“But you do not fear they will escape?”
His hand had been moving idly along the length of her spine. At her question, he paused, considering.
“The Underworld is not easily breached,” he said at last. “Only one has ever succeeded. But Tartarus? It is a prison without a door, and few have dared to try. Koios, the Titan of wisdom, came the closest just after their imprisonment.”
“What happened?”
He glanced down at her. Her cheek was nestled against his bicep, her gaze fixed on him, filled with quiet wonder.
“He was forced back,” Hades replied. “By Cerberus.”
At the name, her body stilled. He felt the flicker of tension in her limbs, the faint quickening of her breath.
He understood.
She had forgotten him—Cerberus. The guardian of every threshold and gate had remained hidden from her. Hades had made certain of that. The beast would come later. Not now. Not yet.
“And there are others,” she said, more realization than question.
His hand was still against her bare back, his gaze returning to her. “I do not want you frightened.”
The words were quietly spoken but edged with iron. He felt them even as he said them—that tightening within him, fierce and possessive, as he thought of her afraid. Here, in her home. Her kingdom.
Her eyes warmed. She pressed closer to his side, tucking herself further into the curve of his body. “I won’t be,” she whispered against his skin. “I wish to know.”
He watched her for a long moment before turning to his side, drawing her into him. She was small in the cradle of his arm, her body warm where it met his, their legs tangling like ivy. He let his eyes fall closed, savoring the feel of her against him.
“Kronos is there,” he said finally. “And his brothers—Hyperion, Krios, Iapetus. Atlas, son of Iapetus, suffers elsewhere, bound to his punishment. And there are others. Warlords, tyrants, beasts... creatures twisted by hate, born of evil.”
Her fingers rose, brushing the edge of his jaw. “Can a creature truly be born evil?”
Hades turned slightly into her touch. “Yes. Typhon.”
The name seemed to darken the air.
Typhon, the last monstrous child of Gaia. Born of fury, bred for ruin. The same ancient, malevolent terror who had nearly shorn Olympus from the earth.
His hand drifted absently to the old scar just beneath his collarbone. A jagged line etched deep above the plane of his pectoral, like a relic carved into stone.
She followed the motion. Then, her fingers found his, interlacing them as she guided his hand aside. “What happened here?” she asked.

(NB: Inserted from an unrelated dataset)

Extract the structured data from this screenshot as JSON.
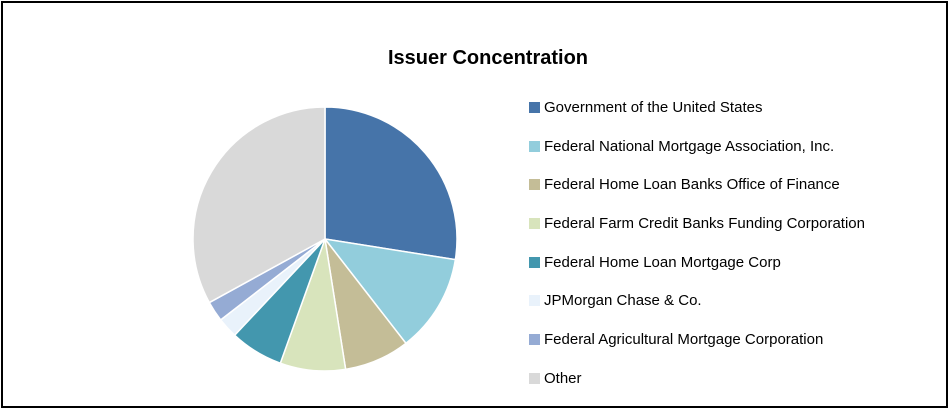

He caught her wrist, rotating it until his eyes found the faint gold scar etched across her upper arm from Alecto’s whip.
“The same that happened to you,” he said darkly. “But mine came long before. In the battle against Typhon.”

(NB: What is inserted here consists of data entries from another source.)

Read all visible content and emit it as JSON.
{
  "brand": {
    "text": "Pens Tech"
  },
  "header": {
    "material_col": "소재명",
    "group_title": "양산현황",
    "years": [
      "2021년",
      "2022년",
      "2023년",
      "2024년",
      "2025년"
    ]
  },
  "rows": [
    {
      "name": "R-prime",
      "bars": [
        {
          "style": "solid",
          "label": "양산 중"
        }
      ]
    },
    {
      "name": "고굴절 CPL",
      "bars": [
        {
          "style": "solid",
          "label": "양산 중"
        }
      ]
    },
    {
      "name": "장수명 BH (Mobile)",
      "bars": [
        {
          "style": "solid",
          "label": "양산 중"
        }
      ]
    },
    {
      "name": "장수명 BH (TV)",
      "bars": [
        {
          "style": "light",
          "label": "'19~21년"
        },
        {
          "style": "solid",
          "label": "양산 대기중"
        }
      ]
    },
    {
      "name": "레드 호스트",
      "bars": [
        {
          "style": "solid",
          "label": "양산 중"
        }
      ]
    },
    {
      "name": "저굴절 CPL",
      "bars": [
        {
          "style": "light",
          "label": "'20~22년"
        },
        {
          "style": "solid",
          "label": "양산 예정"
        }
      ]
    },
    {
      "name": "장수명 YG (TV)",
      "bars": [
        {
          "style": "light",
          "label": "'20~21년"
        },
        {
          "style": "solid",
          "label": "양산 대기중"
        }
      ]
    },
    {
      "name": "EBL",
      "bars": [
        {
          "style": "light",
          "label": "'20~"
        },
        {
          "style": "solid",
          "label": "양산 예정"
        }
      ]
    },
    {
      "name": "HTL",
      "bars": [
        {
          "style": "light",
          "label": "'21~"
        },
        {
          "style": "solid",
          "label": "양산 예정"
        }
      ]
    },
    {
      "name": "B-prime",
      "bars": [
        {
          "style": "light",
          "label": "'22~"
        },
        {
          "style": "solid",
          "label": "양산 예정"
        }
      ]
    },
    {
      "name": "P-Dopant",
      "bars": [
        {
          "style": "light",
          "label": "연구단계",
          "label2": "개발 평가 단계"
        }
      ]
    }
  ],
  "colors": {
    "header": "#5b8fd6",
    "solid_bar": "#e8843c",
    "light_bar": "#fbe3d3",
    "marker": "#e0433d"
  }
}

Her eyes changed then—darkening, deepening like storm-touched seas. Slowly, she rose. Her thigh slid intimately against his as she pushed herself upright until she was sitting beside him. Her hair slipped forward as she leaned over him.
His gaze slid appreciatively over the curve of her breasts, the dusky peaks barely veiled by the dark cascade. The sight sent heat stirring low and sharp along his spine.
“Typhon did this to you?”
Persephone’s eyes were fixed on the old scar. He wrenched his gaze back to hers.
“Yes,” he said, rougher now. “Our battle with him was long… brutal. In the end, it was Zeus who struck the killing blow as Typhon and I grappled on Mount Orthys.” His fingers slid over her knee where it rested against his hip, tracing the curve. “We were victorious, but not without difficulty.”
She frowned slightly. “What do you mean?”
“Typhon is a beast of unmatched fury. A hundred heads, each spitting fire and venom. His breath scorched mountains, wings blotted out the sun. On Orthys, I held him long enough for Zeus to strike.”